Sentence structure is one of the most important—and overlooked—drivers of text complexity. Long, multi-clause sentences, embedded phrases, and varied syntax place unique demands on readers that simple vocabulary or readability scores cannot capture. For edtech companies, a sentence structure evaluator provides critical insight they can’t get from existing tools: whether the texts they generate or curate reflect the kinds of syntax students need to practice to grow as readers.
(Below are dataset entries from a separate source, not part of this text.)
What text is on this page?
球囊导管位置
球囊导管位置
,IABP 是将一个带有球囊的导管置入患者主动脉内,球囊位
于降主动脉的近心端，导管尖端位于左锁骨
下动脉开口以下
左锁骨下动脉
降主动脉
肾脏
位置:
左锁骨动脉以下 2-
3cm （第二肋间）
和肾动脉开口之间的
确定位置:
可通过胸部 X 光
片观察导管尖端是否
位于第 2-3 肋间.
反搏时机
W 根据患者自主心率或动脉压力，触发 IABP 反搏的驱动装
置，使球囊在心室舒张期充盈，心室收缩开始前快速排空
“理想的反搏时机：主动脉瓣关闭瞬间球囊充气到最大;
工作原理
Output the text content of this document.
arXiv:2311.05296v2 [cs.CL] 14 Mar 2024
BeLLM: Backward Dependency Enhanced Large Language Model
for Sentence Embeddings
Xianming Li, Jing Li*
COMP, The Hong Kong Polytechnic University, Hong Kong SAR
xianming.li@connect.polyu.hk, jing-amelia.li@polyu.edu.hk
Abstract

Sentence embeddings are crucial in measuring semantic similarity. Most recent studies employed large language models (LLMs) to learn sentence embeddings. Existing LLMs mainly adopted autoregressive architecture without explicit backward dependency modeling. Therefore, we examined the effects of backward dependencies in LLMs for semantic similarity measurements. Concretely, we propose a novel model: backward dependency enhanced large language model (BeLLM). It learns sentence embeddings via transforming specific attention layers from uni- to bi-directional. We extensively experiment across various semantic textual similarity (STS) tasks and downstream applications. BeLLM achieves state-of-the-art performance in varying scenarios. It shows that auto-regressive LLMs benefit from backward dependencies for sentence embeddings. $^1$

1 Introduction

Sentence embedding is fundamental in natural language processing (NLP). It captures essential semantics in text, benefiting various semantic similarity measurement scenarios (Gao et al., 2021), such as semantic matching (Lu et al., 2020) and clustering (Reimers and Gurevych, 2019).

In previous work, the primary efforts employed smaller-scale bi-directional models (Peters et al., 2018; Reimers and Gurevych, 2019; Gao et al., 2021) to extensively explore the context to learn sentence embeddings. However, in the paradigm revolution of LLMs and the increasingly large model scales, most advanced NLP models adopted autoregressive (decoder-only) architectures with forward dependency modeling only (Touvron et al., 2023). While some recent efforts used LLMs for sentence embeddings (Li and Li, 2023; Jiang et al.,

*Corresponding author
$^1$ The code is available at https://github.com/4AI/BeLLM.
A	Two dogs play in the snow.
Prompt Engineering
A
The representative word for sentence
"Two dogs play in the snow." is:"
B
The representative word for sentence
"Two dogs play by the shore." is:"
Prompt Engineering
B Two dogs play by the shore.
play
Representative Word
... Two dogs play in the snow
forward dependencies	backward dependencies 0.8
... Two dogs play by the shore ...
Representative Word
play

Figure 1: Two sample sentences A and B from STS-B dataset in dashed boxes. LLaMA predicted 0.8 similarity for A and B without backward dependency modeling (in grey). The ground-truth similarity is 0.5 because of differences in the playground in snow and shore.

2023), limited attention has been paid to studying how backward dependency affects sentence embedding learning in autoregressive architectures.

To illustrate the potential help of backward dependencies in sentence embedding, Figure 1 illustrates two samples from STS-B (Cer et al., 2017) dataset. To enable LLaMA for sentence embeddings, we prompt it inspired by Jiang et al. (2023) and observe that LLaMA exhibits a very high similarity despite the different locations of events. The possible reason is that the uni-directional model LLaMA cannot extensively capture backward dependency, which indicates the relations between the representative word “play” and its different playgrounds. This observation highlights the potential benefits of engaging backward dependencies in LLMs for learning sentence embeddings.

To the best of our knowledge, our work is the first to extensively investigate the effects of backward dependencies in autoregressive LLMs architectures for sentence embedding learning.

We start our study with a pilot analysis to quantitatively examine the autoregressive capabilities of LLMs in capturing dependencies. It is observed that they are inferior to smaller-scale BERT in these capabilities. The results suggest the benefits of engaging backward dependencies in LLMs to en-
For educators and students, this matters because grappling with increasingly complex sentence structures is essential for building comprehension skills and preparing students to access grade-level texts across disciplines.

How it works

This evaluator works by breaking the evaluation of sentence structure into 2 distinct stages:
  1. Sentence analysis: Identifying sentence features in the text, including percentage composition of sentence types (e.g., simple, compound, complex, compound-complex), average words per sentence, ratio of subordinate and multiple subordinate clauses, number of concepts per sentence, and so forth.
  2. Final complexity rating: Assigning a complexity rating to the passage.
It uses an LLM and statistical methods to boost accuracy and cut down on result variability.